Viermal haben Peter und Frank das Rudergestänge aus- und wieder eingebaut, weil falsch zusammengeschweißt, die Schweißnähte nicht gut, die Bohrungen in den Flanscenh nicht übereinstimmend oder anderes von Übel war.
Die einzig mögliche Reaktion heißt nun: Zurück an den Liegeplatz, was zum Glück beim Catamaran mit Motorsteuerung und feststehenden Ruderblättern geschehen kann.
Franks eben noch fröhlich geschwenkter Winkearm erstarrt in der Luft. Noch ehe wir wieder am Liegeplatz sind, wo Delia und Nico – total verdutzt – die Leinen annehmen, die sie erst vor fünf Minuten gelöst hatten, steht Frank am Steg. Mit einem Satz ist er an Bord und man sieht förmlich den analytischen Rauch aus zwei Ingenieurshirnen aufsteigen.
Es dauert nicht lange, bis der Fehler gefunden ist. Das Winkelgetriebe wurde falsch herum angeschraubt.
Von der Zuschauerbank aus sehen Brigitte und ich zum 5. Mal:
Tollkühne Männer in ihren segelnden Kisten…

Nach drei Stunden, vielen Schweißperlen, einem angeschnittenen Finger, aus- und wieder eingeräumten Backskisten legen wir zum zweiten Mal ab.

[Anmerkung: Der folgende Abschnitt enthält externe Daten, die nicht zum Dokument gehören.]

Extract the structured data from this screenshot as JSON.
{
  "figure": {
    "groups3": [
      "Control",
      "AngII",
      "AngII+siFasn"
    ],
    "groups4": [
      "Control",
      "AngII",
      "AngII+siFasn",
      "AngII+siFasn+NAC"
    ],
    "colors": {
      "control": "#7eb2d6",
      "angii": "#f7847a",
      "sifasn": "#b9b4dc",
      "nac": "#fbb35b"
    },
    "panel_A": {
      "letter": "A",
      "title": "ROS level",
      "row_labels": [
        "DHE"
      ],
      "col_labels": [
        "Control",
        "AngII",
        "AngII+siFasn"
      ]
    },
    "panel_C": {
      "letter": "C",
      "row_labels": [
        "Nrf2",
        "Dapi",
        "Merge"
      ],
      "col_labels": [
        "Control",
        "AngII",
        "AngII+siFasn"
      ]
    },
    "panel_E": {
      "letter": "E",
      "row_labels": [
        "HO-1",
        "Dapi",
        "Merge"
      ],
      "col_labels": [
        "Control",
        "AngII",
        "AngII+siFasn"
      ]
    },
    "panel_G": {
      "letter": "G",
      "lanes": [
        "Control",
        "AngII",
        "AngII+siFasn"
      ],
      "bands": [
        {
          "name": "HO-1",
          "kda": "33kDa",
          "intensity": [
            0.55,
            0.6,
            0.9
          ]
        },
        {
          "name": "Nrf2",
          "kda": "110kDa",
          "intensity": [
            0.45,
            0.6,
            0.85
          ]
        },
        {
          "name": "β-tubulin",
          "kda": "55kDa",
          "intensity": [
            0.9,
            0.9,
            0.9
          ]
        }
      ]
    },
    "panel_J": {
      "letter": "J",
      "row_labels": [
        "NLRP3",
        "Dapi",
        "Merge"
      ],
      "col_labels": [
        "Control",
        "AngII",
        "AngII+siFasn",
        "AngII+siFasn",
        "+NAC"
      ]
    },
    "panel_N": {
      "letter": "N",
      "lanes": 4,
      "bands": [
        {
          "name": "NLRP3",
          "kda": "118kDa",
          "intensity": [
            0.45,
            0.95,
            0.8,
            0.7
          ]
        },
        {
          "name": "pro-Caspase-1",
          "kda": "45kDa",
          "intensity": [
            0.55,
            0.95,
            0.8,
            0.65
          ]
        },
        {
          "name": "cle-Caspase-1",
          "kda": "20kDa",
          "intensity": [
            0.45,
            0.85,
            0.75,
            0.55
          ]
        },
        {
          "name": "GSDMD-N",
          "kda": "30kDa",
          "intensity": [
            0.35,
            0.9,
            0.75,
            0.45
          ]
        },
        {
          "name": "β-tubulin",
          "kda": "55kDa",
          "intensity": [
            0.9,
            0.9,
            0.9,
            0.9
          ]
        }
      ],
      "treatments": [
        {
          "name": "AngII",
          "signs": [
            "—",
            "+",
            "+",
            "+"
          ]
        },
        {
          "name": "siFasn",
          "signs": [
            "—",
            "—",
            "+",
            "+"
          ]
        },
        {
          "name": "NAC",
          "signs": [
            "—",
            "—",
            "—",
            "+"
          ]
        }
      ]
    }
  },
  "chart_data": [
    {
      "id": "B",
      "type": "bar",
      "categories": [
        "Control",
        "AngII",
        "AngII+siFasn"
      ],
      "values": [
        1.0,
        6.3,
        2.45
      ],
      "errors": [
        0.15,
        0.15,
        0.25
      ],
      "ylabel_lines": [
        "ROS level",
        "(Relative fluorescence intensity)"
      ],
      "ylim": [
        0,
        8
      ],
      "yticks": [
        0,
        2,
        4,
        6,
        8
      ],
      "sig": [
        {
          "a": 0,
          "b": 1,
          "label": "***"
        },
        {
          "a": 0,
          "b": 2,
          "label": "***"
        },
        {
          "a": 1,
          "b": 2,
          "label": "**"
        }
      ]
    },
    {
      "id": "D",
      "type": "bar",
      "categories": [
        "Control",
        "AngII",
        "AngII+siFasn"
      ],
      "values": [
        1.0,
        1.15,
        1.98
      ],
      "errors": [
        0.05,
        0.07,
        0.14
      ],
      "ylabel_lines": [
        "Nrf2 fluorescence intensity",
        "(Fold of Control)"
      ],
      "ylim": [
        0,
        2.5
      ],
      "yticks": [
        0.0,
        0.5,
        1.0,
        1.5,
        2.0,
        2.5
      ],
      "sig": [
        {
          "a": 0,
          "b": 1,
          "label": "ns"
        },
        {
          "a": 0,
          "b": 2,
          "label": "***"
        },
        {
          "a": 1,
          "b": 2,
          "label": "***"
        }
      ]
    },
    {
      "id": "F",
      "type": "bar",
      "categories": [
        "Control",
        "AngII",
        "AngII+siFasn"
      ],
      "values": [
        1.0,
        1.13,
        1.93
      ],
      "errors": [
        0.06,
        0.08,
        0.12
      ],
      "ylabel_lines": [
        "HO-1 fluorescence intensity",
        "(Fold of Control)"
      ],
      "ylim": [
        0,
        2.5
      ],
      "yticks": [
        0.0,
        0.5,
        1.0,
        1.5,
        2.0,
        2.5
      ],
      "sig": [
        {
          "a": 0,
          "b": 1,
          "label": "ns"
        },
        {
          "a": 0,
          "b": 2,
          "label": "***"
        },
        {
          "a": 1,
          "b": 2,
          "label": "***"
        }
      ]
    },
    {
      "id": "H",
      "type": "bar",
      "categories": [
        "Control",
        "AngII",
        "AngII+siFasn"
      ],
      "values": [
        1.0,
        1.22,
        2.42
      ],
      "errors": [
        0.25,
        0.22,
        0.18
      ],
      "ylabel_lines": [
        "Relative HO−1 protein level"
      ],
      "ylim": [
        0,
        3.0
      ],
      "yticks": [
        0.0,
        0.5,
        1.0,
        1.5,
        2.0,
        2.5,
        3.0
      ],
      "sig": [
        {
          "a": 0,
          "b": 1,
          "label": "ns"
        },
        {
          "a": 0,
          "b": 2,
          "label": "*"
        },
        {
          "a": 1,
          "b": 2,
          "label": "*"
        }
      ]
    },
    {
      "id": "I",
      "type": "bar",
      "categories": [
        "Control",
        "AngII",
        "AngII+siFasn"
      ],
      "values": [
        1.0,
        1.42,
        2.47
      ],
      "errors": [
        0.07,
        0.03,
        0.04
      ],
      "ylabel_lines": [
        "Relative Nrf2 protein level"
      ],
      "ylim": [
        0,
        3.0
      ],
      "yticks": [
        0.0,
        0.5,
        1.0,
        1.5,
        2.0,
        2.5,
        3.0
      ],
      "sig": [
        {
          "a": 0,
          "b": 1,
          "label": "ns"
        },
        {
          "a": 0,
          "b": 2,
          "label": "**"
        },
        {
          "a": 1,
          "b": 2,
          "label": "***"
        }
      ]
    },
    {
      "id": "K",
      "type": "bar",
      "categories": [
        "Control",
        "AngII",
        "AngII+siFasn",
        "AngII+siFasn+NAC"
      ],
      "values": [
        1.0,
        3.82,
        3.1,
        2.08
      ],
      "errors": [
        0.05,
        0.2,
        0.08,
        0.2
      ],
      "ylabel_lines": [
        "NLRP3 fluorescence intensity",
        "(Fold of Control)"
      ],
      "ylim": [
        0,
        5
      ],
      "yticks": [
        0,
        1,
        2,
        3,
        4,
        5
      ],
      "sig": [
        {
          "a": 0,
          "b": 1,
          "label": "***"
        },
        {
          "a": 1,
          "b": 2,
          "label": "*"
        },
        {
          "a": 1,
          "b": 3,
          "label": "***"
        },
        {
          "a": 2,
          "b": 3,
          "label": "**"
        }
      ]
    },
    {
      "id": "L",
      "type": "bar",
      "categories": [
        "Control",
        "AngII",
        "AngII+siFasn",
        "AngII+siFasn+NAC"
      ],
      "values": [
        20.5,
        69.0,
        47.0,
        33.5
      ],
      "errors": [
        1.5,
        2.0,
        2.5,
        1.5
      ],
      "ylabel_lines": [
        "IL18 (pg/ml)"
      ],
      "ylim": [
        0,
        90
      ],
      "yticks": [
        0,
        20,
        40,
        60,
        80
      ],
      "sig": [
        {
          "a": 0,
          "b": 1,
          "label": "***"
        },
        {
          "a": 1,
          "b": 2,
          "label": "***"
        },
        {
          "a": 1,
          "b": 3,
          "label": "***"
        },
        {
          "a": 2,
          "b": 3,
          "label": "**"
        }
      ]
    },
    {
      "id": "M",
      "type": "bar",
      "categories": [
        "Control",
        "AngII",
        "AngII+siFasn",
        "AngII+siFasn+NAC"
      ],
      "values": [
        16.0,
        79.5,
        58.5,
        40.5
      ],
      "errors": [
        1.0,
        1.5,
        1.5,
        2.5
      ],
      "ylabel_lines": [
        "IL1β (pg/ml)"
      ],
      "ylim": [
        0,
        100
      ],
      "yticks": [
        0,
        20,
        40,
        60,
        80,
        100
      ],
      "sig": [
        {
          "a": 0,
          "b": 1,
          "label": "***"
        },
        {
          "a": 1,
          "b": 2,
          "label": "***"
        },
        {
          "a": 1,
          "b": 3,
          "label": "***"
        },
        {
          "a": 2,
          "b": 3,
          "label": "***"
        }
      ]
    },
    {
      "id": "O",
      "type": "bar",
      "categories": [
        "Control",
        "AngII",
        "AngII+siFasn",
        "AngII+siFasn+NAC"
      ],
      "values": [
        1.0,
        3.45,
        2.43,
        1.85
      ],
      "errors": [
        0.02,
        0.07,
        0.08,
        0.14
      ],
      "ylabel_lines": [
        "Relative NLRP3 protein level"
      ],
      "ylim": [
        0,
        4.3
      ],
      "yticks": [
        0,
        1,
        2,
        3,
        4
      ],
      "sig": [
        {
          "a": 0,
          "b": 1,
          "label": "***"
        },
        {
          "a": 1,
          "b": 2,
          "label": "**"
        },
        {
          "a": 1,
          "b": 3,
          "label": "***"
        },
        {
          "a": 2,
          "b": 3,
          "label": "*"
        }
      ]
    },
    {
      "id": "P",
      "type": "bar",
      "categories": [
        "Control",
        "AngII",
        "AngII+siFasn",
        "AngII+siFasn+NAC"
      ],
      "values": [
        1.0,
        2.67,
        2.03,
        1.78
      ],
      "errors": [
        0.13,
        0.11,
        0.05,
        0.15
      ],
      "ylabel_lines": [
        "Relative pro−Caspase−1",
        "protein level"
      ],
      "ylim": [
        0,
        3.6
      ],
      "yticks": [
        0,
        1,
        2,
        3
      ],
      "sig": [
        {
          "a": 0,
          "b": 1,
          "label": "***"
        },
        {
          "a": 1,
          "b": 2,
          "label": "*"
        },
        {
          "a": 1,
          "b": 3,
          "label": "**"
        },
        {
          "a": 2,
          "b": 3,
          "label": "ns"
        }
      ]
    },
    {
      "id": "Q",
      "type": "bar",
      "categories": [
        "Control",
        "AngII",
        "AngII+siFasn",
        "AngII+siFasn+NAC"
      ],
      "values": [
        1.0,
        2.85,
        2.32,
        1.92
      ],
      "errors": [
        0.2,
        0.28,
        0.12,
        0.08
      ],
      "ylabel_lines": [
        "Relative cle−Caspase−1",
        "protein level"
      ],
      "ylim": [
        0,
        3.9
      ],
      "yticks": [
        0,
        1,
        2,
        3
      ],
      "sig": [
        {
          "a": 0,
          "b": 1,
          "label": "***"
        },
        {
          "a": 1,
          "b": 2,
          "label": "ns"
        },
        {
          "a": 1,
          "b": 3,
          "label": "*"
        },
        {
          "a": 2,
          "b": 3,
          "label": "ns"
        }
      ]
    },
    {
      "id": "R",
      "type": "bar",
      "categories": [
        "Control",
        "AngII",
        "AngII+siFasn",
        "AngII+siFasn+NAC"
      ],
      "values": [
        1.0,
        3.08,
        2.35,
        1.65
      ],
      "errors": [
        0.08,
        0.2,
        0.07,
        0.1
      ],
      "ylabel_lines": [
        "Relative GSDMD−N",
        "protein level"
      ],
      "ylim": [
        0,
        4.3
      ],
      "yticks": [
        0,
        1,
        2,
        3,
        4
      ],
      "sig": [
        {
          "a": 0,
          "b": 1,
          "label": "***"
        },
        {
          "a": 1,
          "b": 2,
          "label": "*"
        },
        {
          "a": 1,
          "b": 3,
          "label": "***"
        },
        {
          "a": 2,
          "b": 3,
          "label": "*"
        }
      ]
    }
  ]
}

Im großen Vorhafen setzen wir das Großsegel. Ganz gegen unsere Prämisse, das Segel von Hand über die Winsch zu setzen, nehmen wir die elektrische Ankerwinsch. Die hört sich ein wenig gequält an aber niemand von uns bemerkt den Grund. Erst 30min. später, als Wind und Welle ziemlich ruppig werden und wir beschließen, ein Reff einzudrehen, sehen wir das Desaster. Die Bergeleine des Segelkopfes hat sich hinter einem Mastrutscher verhakt, der sich mitsamt Leine in der Schiene verklemmt hat. So reißt die kraftvolle Ankerwinsch das Segel – oberhalb des Mastrutschers – vom Vorliek. Zum Glück lässt sich das Großsegel noch bergen, sodass wir mit der Genua – zwar nicht in Rekordgeschwindigkeit – aber immerhin um 21.00h in den Hafen von San Miguel einlaufen.

Hier schließt sich der Kreis. Von hier aus wollten wir vor vierzehn Monaten die Reise über den Atlantik antreten. Aber der Blitzeinschlag zwang uns zum Plan B, dem wir – abgesehen vom viermonatigen Streit mit der Yachtversicherung ESA – sehr viel Schönes abgewinnen konnten. Ohne ihn hätten wir weder unsere Lieblingsinsel Lanzarote, noch Fuerteventura, noch La Graciosa gesehen und sehr viele tolle und interessante Menschen wahrscheinlich niemals kennen gelernt.